Harare – As the value of Zimbabwe’s currency continues to tumble against major currencies, the country’s ZWL$63.6 billion national budget for 2020 has shrunk by US$128 million in real value within a month, ENN reports.

On the 20th of November 2019, Zimbabwe’s mid-rate on the interbank forex market was at ZWL$16.0505 against the United States Dollar. The 2020 national budget was presented on the 21st of November by Finance Minister Mthuli Ncube. Applying the interbank mid-rate, the budget was equivalent to US$3.96 billion. As at the 17th of December 2019, Zimbabwe’s average interbank forex rate was at ZWL$16.5850 against the United States dollar. This confirms that Zimbabwe’s national budget is now valued at US$3.83 billion, indicating a 3% fall in value within 25 days.

The budget’s loss of real value signals economic challenges that lie ahead for Zimbabwe in 2020, including wage pressures from civil servants and the private sector. Compounding these challenges are high replacement and maintenance costs for plant and equipment, whose replacement values are pegged in foreign currency in recognition of their import costs.

In April 2019,the IMF staff and the Zimbabwean authorities reached an agreement on macroeconomic policies and structural reforms to underpin a Staff Monitored Program whose aim was to implement a coherent set of policies that can facilitate a return to macroeconomic stability.

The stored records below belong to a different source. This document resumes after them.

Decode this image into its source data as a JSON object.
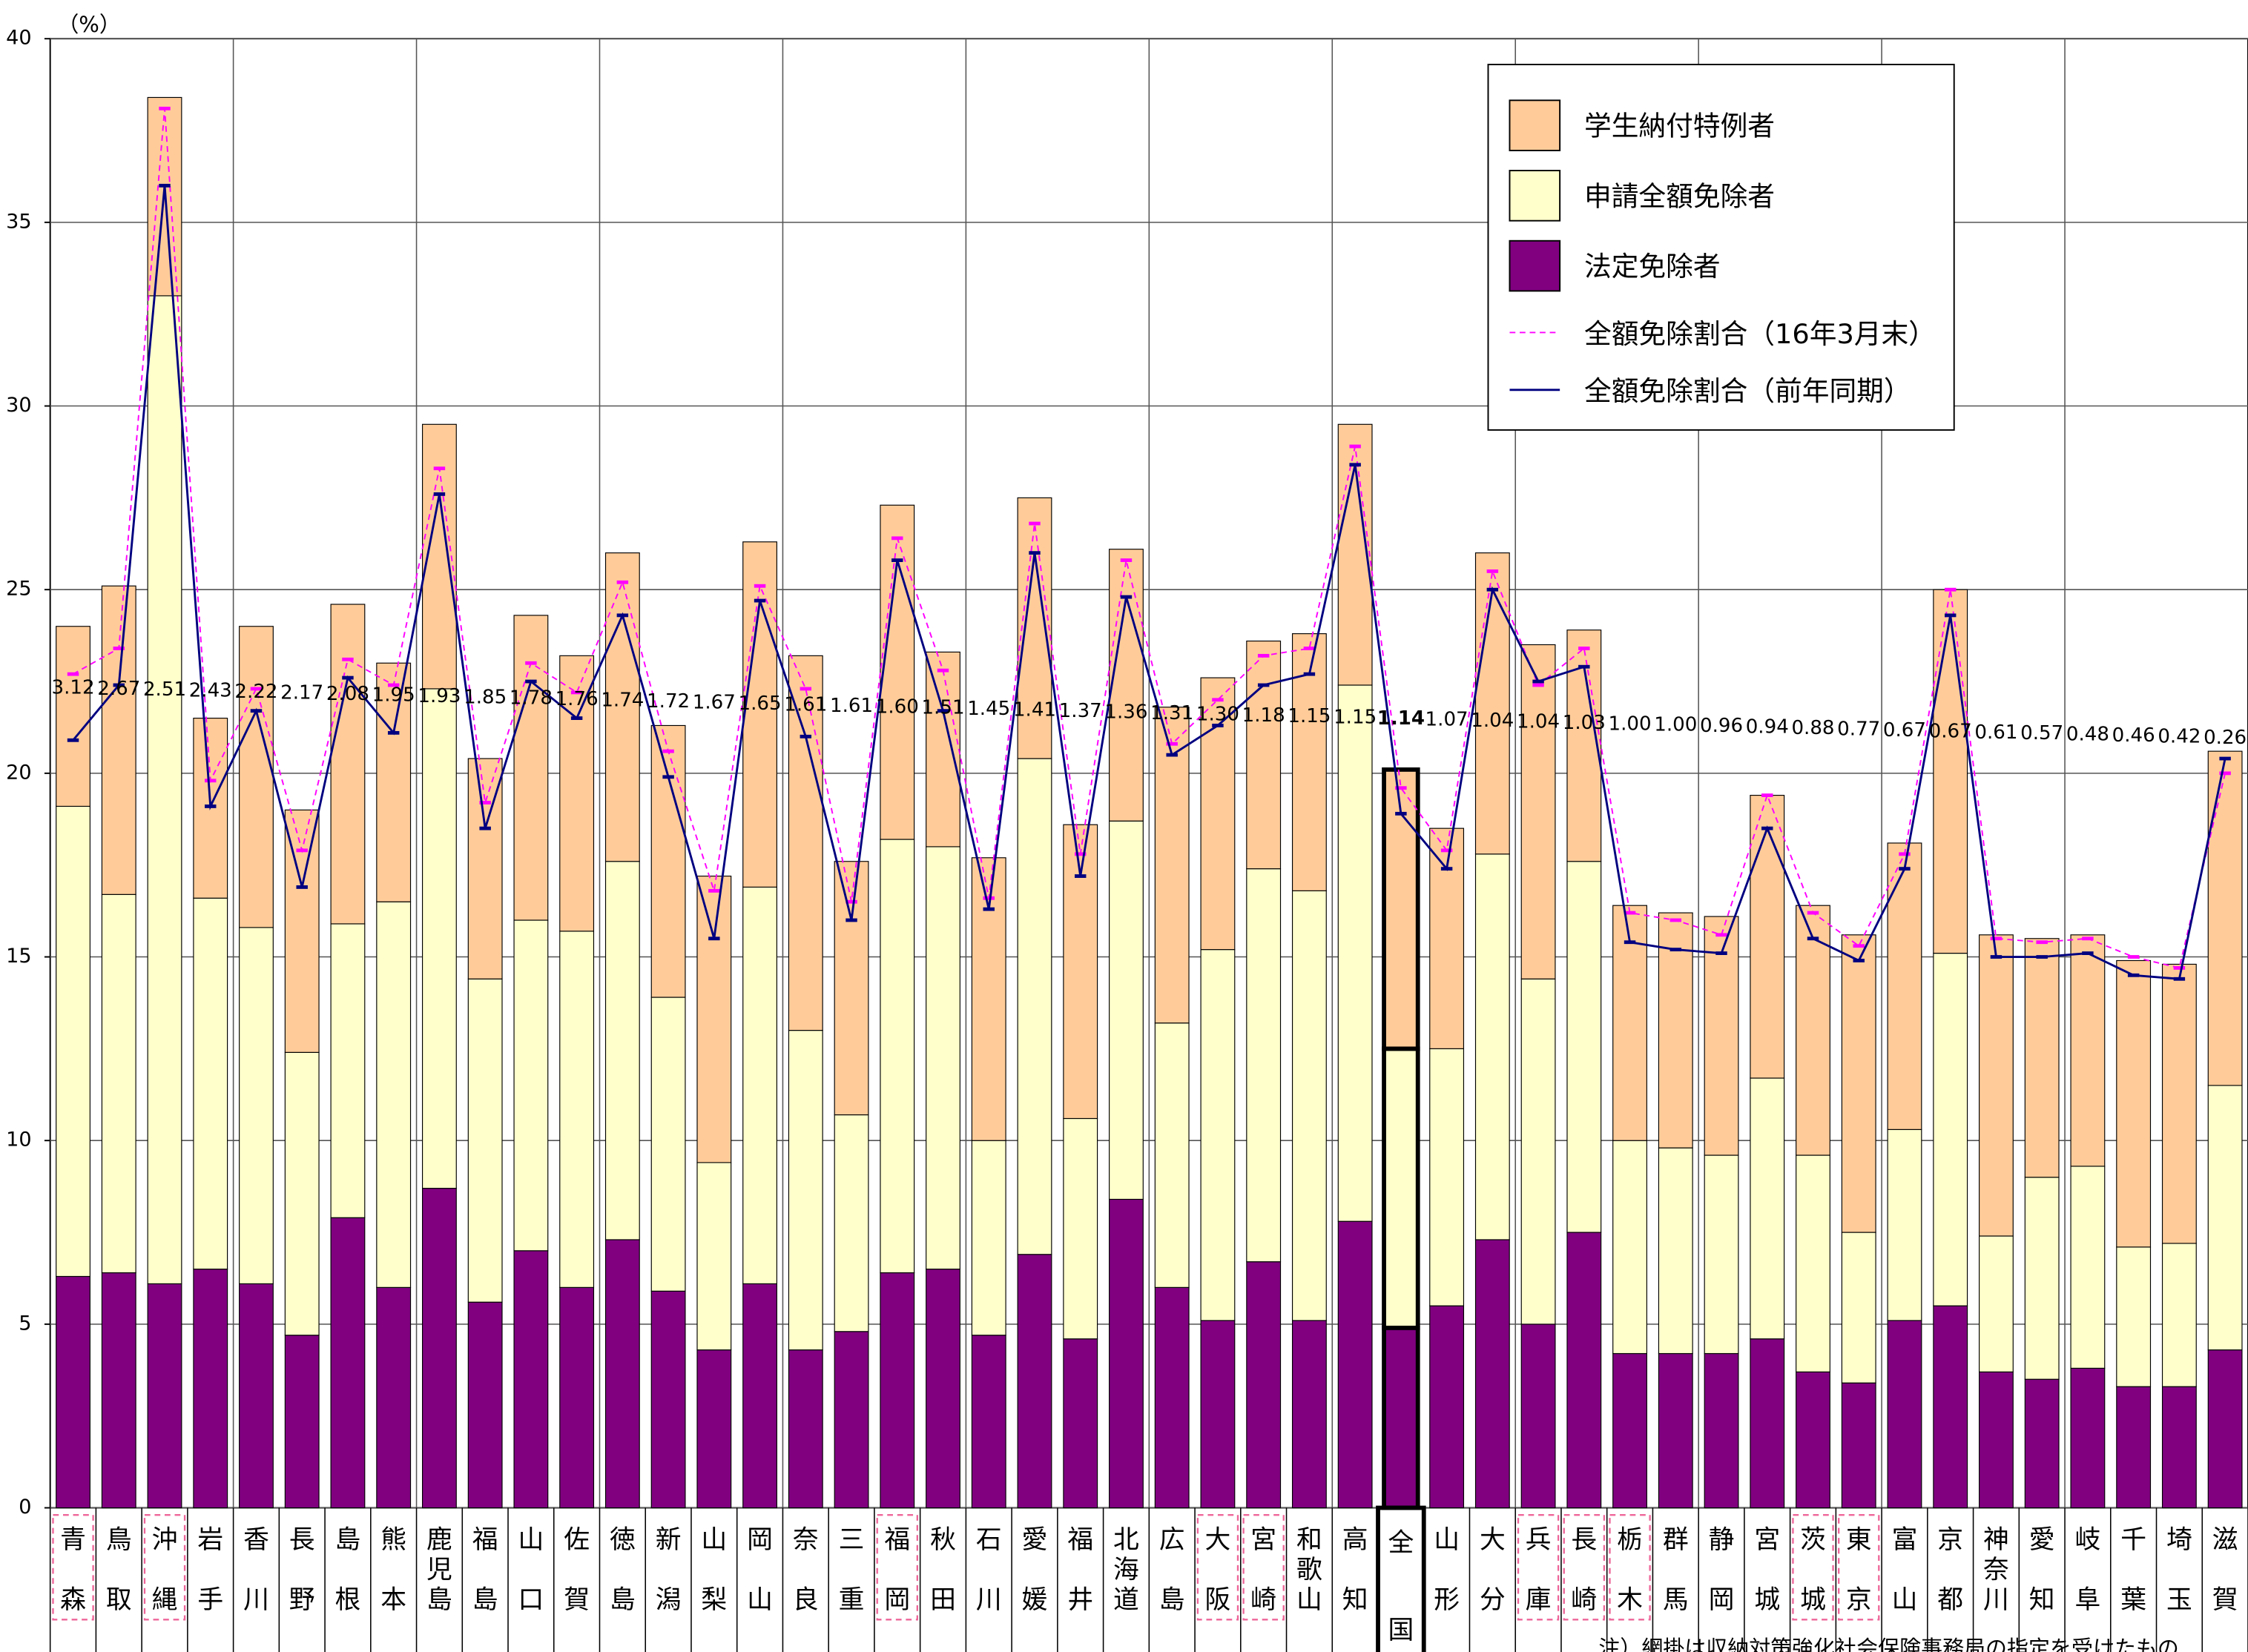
{
  "chart_data": {
    "type": "bar",
    "stacked": true,
    "unit": "（%）",
    "note": "注）網掛は収納対策強化社会保険事務局の指定を受けたもの",
    "categories": [
      "青森",
      "鳥取",
      "沖縄",
      "岩手",
      "香川",
      "長野",
      "島根",
      "熊本",
      "鹿児島",
      "福島",
      "山口",
      "佐賀",
      "徳島",
      "新潟",
      "山梨",
      "岡山",
      "奈良",
      "三重",
      "福岡",
      "秋田",
      "石川",
      "愛媛",
      "福井",
      "北海道",
      "広島",
      "大阪",
      "宮崎",
      "和歌山",
      "高知",
      "全国",
      "山形",
      "大分",
      "兵庫",
      "長崎",
      "栃木",
      "群馬",
      "静岡",
      "宮城",
      "茨城",
      "東京",
      "富山",
      "京都",
      "神奈川",
      "愛知",
      "岐阜",
      "千葉",
      "埼玉",
      "滋賀"
    ],
    "highlighted": [
      true,
      false,
      true,
      false,
      false,
      false,
      false,
      false,
      false,
      false,
      false,
      false,
      false,
      false,
      false,
      false,
      false,
      false,
      true,
      false,
      false,
      false,
      false,
      false,
      false,
      true,
      true,
      false,
      false,
      false,
      false,
      false,
      true,
      true,
      true,
      false,
      false,
      false,
      true,
      true,
      false,
      false,
      false,
      false,
      false,
      false,
      false,
      false
    ],
    "emphasized": [
      false,
      false,
      false,
      false,
      false,
      false,
      false,
      false,
      false,
      false,
      false,
      false,
      false,
      false,
      false,
      false,
      false,
      false,
      false,
      false,
      false,
      false,
      false,
      false,
      false,
      false,
      false,
      false,
      false,
      true,
      false,
      false,
      false,
      false,
      false,
      false,
      false,
      false,
      false,
      false,
      false,
      false,
      false,
      false,
      false,
      false,
      false,
      false
    ],
    "data_labels": [
      "3.12",
      "2.67",
      "2.51",
      "2.43",
      "2.22",
      "2.17",
      "2.08",
      "1.95",
      "1.93",
      "1.85",
      "1.78",
      "1.76",
      "1.74",
      "1.72",
      "1.67",
      "1.65",
      "1.61",
      "1.61",
      "1.60",
      "1.51",
      "1.45",
      "1.41",
      "1.37",
      "1.36",
      "1.31",
      "1.30",
      "1.18",
      "1.15",
      "1.15",
      "1.14",
      "1.07",
      "1.04",
      "1.04",
      "1.03",
      "1.00",
      "1.00",
      "0.96",
      "0.94",
      "0.88",
      "0.77",
      "0.67",
      "0.67",
      "0.61",
      "0.57",
      "0.48",
      "0.46",
      "0.42",
      "0.26"
    ],
    "series": [
      {
        "name": "法定免除者",
        "color": "#800080",
        "values": [
          6.3,
          6.4,
          6.1,
          6.5,
          6.1,
          4.7,
          7.9,
          6.0,
          8.7,
          5.6,
          7.0,
          6.0,
          7.3,
          5.9,
          4.3,
          6.1,
          4.3,
          4.8,
          6.4,
          6.5,
          4.7,
          6.9,
          4.6,
          8.4,
          6.0,
          5.1,
          6.7,
          5.1,
          7.8,
          4.9,
          5.5,
          7.3,
          5.0,
          7.5,
          4.2,
          4.2,
          4.2,
          4.6,
          3.7,
          3.4,
          5.1,
          5.5,
          3.7,
          3.5,
          3.8,
          3.3,
          3.3,
          4.3
        ]
      },
      {
        "name": "申請全額免除者",
        "color": "#ffffcc",
        "values": [
          12.8,
          10.3,
          26.9,
          10.1,
          9.7,
          7.7,
          8.0,
          10.5,
          13.6,
          8.8,
          9.0,
          9.7,
          10.3,
          8.0,
          5.1,
          10.8,
          8.7,
          5.9,
          11.8,
          11.5,
          5.3,
          13.5,
          6.0,
          10.3,
          7.2,
          10.1,
          10.7,
          11.7,
          14.6,
          7.6,
          7.0,
          10.5,
          9.4,
          10.1,
          5.8,
          5.6,
          5.4,
          7.1,
          5.9,
          4.1,
          5.2,
          9.6,
          3.7,
          5.5,
          5.5,
          3.8,
          3.9,
          7.2
        ]
      },
      {
        "name": "学生納付特例者",
        "color": "#ffcc99",
        "values": [
          4.9,
          8.4,
          5.4,
          4.9,
          8.2,
          6.6,
          8.7,
          6.5,
          7.2,
          6.0,
          8.3,
          7.5,
          8.4,
          7.4,
          7.8,
          9.4,
          10.2,
          6.9,
          9.1,
          5.3,
          7.7,
          7.1,
          8.0,
          7.4,
          8.6,
          7.4,
          6.2,
          7.0,
          7.1,
          7.6,
          6.0,
          8.2,
          9.1,
          6.3,
          6.4,
          6.4,
          6.5,
          7.7,
          6.8,
          8.1,
          7.8,
          9.9,
          8.2,
          6.5,
          6.3,
          7.8,
          7.6,
          9.1
        ]
      },
      {
        "name": "全額免除割合（16年3月末）",
        "type": "line",
        "dashed": true,
        "color": "#ff00ff",
        "values": [
          22.7,
          23.4,
          38.1,
          19.8,
          22.3,
          17.9,
          23.1,
          22.4,
          28.3,
          19.2,
          23.0,
          22.2,
          25.2,
          20.6,
          16.8,
          25.1,
          22.3,
          16.5,
          26.4,
          22.8,
          16.6,
          26.8,
          17.8,
          25.8,
          20.8,
          22.0,
          23.2,
          23.4,
          28.9,
          19.6,
          17.9,
          25.5,
          22.4,
          23.4,
          16.2,
          16.0,
          15.6,
          19.4,
          16.2,
          15.3,
          17.8,
          25.0,
          15.5,
          15.4,
          15.5,
          15.0,
          14.7,
          20.0
        ]
      },
      {
        "name": "全額免除割合（前年同期）",
        "type": "line",
        "dashed": false,
        "color": "#000080",
        "values": [
          20.9,
          22.4,
          36.0,
          19.1,
          21.7,
          16.9,
          22.6,
          21.1,
          27.6,
          18.5,
          22.5,
          21.5,
          24.3,
          19.9,
          15.5,
          24.7,
          21.0,
          16.0,
          25.8,
          21.7,
          16.3,
          26.0,
          17.2,
          24.8,
          20.5,
          21.3,
          22.4,
          22.7,
          28.4,
          18.9,
          17.4,
          25.0,
          22.5,
          22.9,
          15.4,
          15.2,
          15.1,
          18.5,
          15.5,
          14.9,
          17.4,
          24.3,
          15.0,
          15.0,
          15.1,
          14.5,
          14.4,
          20.4
        ]
      }
    ],
    "ylim": [
      0,
      40
    ],
    "yticks": [
      0,
      5,
      10,
      15,
      20,
      25,
      30,
      35,
      40
    ],
    "grid": true
  }
}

Against this background, if this local currency value erosion continues, aggregate demand in 2020 will remain constrained in spite of government’s marginal interventions on value added tax and income tax thresholds. Although Zimbabwe’s month on month inflation for November 2019 fell to 17.5% from October’s 38.75%, the country remains vulnerable to foreign currency driven economic challenges, which may be borne by companies in an effort to improve aggregate demand for their products and services. In the wake of electricity shortages, the cost of doing business in Zimbabwe has risen, making most local products uncompetitive on price within the region. This has worsened foreign currency generation abilities for most local corporates.

With the imminent introduction of high denomination bank notes in Zimbabwe within the first quarter of 2020, both the formal and parallel markets for foreign currency look set to shoot up driven by increased monetary supply, adding further pressure on consumers’ low disposable incomes. Monetary authorities may argue that the cash injection will be matched by a withdrawal of broad money in circulation, but the question is, how do you explain the loss of value by the local currency against other currencies when you introduced the small denomination bank notes in November 2019 under a similar process?  Currently, Zimbabwe is a dichotomy economy when it comes to the currency in use. Government policies are partly in local currency and partly in United States dollars, in the process diminishing market confidence in the local currency. This government position distorts market fundamentals and creates opportunities for arbitrary financial behaviour. Already, the informal market is trading in foreign currency, with some formal businesses gravitating towards that. Without a clear and decisive action on foreign currency generation, financial resource allocation and financial accountability by the Zimbabwe government and its monetary authorities, Zimbabwe risks sliding back to a market driven United States dollar economy in 2020 as citizens try to hedge against exchange rate risks.